The exposed material reportedly includes references to the movements of senior Mossad and Shin Bet officials, internal warnings about staff being placed under active surveillance, and operational data tied to the institute's research portfolio.
Why It Matters
INSS is not a peripheral target. It functions as one of the principal open-source and policy research nodes feeding Israeli national security decision-making, and its researcher roster includes former senior officials from Mossad, Aman, and Shin Bet. A multi-year compromise of such an organization carries strategic, not merely reputational, weight: adversaries gain insight into Israeli analytical priorities, internal threat assessments, and the personal communications of individuals with privileged historical access to classified programs.
The disclosure also illustrates the convergence of cyber and physical operations. Handala's claim that its access enabled tracking of high-ranking intelligence officials, combined with the October 2024 Shin Bet case involving a Lod-based couple charged with photographing the Mossad headquarters for Iranian intelligence, suggests an integrated collection effort in which network access supports human and physical surveillance activity.
The Attack Technique
Handala has not published a full technical chain, but the statement and supporting leaks point to several reinforcing access vectors:
- Zoom platform abuse. INSS reportedly conducted top-secret sessions over Zoom for years. Handala claims to have obtained the credentials to the institute's Zoom account, enabling either direct meeting interception or unauthorized recording of sessions over an extended window.
- Email account compromise. Mailboxes of at least six senior figures were accessed and exfiltrated. A September 2025 Google security alert sent to Ilan Steiner's personal Gmail account, automatically forwarded to his INSS mailbox, was later included in the leaked corpus, indicating the attackers had read access to executive inboxes and visibility into account-recovery signals.
- Credential harvesting against operational infrastructure. Passwords for CCTV systems, Wi-Fi, and Zoom suggest the attackers reached internal credential stores or successfully phished administrative accounts capable of viewing those secrets.
- Long-dwell persistence. Handala explicitly describes a multi-year operation, consistent with a quietly maintained foothold rather than a smash-and-grab intrusion. The April 2025 escalation appears to be the point at which the group began leveraging access more aggressively.
- Physical access claims. The group's reference to operatives reaching floor -2 of the building, if accurate, indicates that the operation extended beyond purely digital tradecraft into physical or insider-enabled access.

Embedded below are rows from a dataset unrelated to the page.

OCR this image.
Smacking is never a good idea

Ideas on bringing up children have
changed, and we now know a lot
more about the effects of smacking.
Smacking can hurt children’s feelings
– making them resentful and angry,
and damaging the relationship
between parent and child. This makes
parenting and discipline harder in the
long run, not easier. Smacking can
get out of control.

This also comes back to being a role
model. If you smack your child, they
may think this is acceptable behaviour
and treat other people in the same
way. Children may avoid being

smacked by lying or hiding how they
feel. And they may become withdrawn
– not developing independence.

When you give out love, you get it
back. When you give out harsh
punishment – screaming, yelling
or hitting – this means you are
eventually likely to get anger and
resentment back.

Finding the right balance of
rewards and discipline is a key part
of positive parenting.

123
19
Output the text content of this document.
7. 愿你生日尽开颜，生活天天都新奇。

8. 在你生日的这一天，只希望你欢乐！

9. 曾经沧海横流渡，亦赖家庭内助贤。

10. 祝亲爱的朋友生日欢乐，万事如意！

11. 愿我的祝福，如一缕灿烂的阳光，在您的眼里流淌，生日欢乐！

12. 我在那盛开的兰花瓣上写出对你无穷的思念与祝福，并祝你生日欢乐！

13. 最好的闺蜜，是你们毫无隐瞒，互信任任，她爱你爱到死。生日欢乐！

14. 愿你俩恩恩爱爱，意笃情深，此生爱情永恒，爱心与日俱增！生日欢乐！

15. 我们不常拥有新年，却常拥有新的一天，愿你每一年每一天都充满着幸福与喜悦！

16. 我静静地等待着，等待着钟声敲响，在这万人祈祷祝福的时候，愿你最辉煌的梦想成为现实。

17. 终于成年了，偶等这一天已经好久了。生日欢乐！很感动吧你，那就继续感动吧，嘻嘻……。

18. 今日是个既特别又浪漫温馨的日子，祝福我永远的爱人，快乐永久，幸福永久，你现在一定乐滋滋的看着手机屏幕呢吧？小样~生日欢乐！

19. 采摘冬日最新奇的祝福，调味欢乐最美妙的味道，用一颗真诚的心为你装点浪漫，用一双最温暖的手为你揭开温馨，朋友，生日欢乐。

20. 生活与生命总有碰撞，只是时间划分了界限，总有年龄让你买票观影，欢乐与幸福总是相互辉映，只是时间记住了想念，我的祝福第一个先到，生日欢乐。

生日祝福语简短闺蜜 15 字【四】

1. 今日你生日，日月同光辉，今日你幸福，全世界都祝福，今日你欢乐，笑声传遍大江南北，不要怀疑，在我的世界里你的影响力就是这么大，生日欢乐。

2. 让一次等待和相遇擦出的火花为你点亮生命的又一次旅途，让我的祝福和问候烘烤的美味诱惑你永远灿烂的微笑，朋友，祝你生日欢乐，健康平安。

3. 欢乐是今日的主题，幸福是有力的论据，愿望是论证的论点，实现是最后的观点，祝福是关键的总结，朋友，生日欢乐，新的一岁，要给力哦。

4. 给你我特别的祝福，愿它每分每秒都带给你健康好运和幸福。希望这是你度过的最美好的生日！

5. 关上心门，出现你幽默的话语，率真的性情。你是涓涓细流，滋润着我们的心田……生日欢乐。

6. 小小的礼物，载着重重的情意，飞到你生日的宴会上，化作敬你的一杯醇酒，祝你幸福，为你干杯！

What Organizations Should Do
Defenders responsible for high-sensitivity research, policy, or intelligence-adjacent organizations should treat the Handala disclosure as a directly applicable case study and act accordingly:
- Stop conducting classified or sensitive deliberations on consumer collaboration platforms. Move top-secret meetings to government-approved or accredited conferencing infrastructure with hardware-anchored identity, end-to-end encryption, and tightly scoped recording controls. Audit existing recordings for unauthorized retention.
- Rotate all shared infrastructure credentials and eliminate password reuse across CCTV, Wi-Fi, and conferencing accounts. Move these systems behind a privileged access management platform, enforce per-administrator accounts, and disable any vendor default or shared service accounts.
- Enforce phishing-resistant MFA (FIDO2/WebAuthn) on all executive and administrator email accounts, and disable legacy auth and app passwords. Treat security alerts from consumer providers (Google, Microsoft) for staff personal accounts as potential indicators of targeting against the corporate environment when they cross-forward.
- Hunt for long-dwell persistence. Review mailbox forwarding rules, OAuth app grants, Zoom API tokens, conditional access exceptions, and service principal credentials for anomalies dating back multiple years. Assume an intruder has already covered the last 90 days of logs.
- Segment and monitor physical security systems. CCTV, badge readers, and building automation should sit on isolated VLANs with no direct path to staff workstations or the internet, and should be covered by the same SOC monitoring as IT systems.
- Establish a cross-domain insider and surveillance threat program. Coordinate with national counterintelligence services, brief staff on physical and digital targeting indicators, and create a confidential channel for employees to report suspected surveillance, recruitment attempts, or anomalous account activity.